To prepare the quesadillas, preheat the broiler.

Heat olive oil in a large skillet over medium-high heat. Add garlic; sauté 30 seconds. Add tomatoes and beans; cook 5 minutes or until liquid evaporates, stirring occasionally. Place tortillas on a baking sheet coated with a thin layer of olive oil. Top each tortilla with 1/2 cup bean mixture and 3 tablespoons cheese; fold in half. Broil 3 minutes or until cheese melts and tortillas begin to brown. Cut each tortilla into 3 wedges.

To prepare salsa, combine corn and remaining ingredients in a small saucepan. Bring to a boil over high heat, and cook for 2 minutes, stirring frequently. Serve with quesadillas.

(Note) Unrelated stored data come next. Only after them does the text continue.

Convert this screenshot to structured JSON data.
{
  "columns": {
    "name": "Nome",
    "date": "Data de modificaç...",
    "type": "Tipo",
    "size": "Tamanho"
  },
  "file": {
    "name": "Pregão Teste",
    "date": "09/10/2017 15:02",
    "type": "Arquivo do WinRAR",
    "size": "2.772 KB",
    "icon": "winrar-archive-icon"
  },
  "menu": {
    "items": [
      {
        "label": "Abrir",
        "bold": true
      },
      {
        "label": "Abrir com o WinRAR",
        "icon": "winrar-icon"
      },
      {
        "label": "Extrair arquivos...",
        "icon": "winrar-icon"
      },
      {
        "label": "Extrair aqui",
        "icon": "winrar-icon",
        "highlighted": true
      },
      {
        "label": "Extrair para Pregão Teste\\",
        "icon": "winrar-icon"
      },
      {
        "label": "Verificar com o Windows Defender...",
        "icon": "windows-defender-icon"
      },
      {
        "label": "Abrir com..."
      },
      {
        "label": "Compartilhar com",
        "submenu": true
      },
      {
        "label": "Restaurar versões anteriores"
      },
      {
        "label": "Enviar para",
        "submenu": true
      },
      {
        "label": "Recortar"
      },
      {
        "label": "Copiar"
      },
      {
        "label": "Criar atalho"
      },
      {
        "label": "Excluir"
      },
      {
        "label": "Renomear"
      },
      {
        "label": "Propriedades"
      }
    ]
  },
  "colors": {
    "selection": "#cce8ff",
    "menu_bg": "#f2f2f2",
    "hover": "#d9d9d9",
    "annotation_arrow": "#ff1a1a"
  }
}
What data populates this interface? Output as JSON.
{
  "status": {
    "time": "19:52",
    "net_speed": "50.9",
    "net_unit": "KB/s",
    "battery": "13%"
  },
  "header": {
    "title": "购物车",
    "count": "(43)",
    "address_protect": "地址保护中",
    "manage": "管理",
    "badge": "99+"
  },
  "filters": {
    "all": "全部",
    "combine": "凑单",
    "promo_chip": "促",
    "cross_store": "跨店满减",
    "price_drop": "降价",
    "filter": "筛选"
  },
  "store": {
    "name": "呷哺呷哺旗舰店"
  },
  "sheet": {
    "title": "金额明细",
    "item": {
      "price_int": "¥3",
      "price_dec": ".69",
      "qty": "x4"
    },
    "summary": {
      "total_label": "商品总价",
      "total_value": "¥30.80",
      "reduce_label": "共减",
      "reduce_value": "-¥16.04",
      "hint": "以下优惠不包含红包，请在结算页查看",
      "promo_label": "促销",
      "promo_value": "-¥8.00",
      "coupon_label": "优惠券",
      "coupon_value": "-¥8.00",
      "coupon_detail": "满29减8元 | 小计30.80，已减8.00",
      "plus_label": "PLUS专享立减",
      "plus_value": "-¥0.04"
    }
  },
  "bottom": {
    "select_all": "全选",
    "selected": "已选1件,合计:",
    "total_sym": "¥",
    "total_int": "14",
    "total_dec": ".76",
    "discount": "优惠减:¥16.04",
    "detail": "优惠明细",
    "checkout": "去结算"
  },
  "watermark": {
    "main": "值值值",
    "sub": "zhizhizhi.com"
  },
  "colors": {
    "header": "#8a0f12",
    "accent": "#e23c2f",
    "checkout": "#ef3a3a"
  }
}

  • 1 can Tuna (rinsed in cool water)
  • 1 can chopped tomatoes
  • 2 tablespoons olive oil
  • 1 teaspoon garlic powder
  • 1 teaspoon onion powder
  • 1 cup dried pasta (such as Barilla)

Sauté tuna with canned tomatoes and the rest of the ingredients until the mixture starts simmer.  Boil the pasta al dente.  Drain the pasta and add the tuna with tomatoes mixture.  Sprinkle parmesan cheese to taste.




Janine Whiteson

Produced by:

Kristen Meinzer

Comments [3]

jenn laurie

wow- thanks - I made the salmon cakes and everyone in my Bible study group loved it.

Jun. 03 2010 03:14 PM

I understand and appreciate the concept. But in reality, how many of the people who utilize corner stores to purchase foods are going to read this book? Please do not think that I am implying that these consumers do not read. But I live in a neighborhood that has several corner stores. There are a lot of decent food choices available. But wouldn't it make sense to educate the store owners as well as the consumers? Because their purchases eventually will impact the consumers choices.

Jun. 02 2010 08:40 AM
Julie Widrow from Stoughton, MA

I agree with Janine, canned fish is an excellent and economical source of protein and vitamins if used in moderation. Try this recipe for Salmon cakes - my family loves them!

Salmon Cakes:
1 can Salmon
1 egg
2 tsp dried parsley
1/2 c bread crumbs
1 tsp lemon juice concentrate (or fresh, if available)
1 can of fried onions (if available or more bread crumbs

Mix first five ingredients in a bowl. Shape into patties, roll in crumbs or onions. Pan fry in a small amount of vegetable oil or grill on tin foil. Serve with rice, pasta or on a hamburger roll. Enjoy!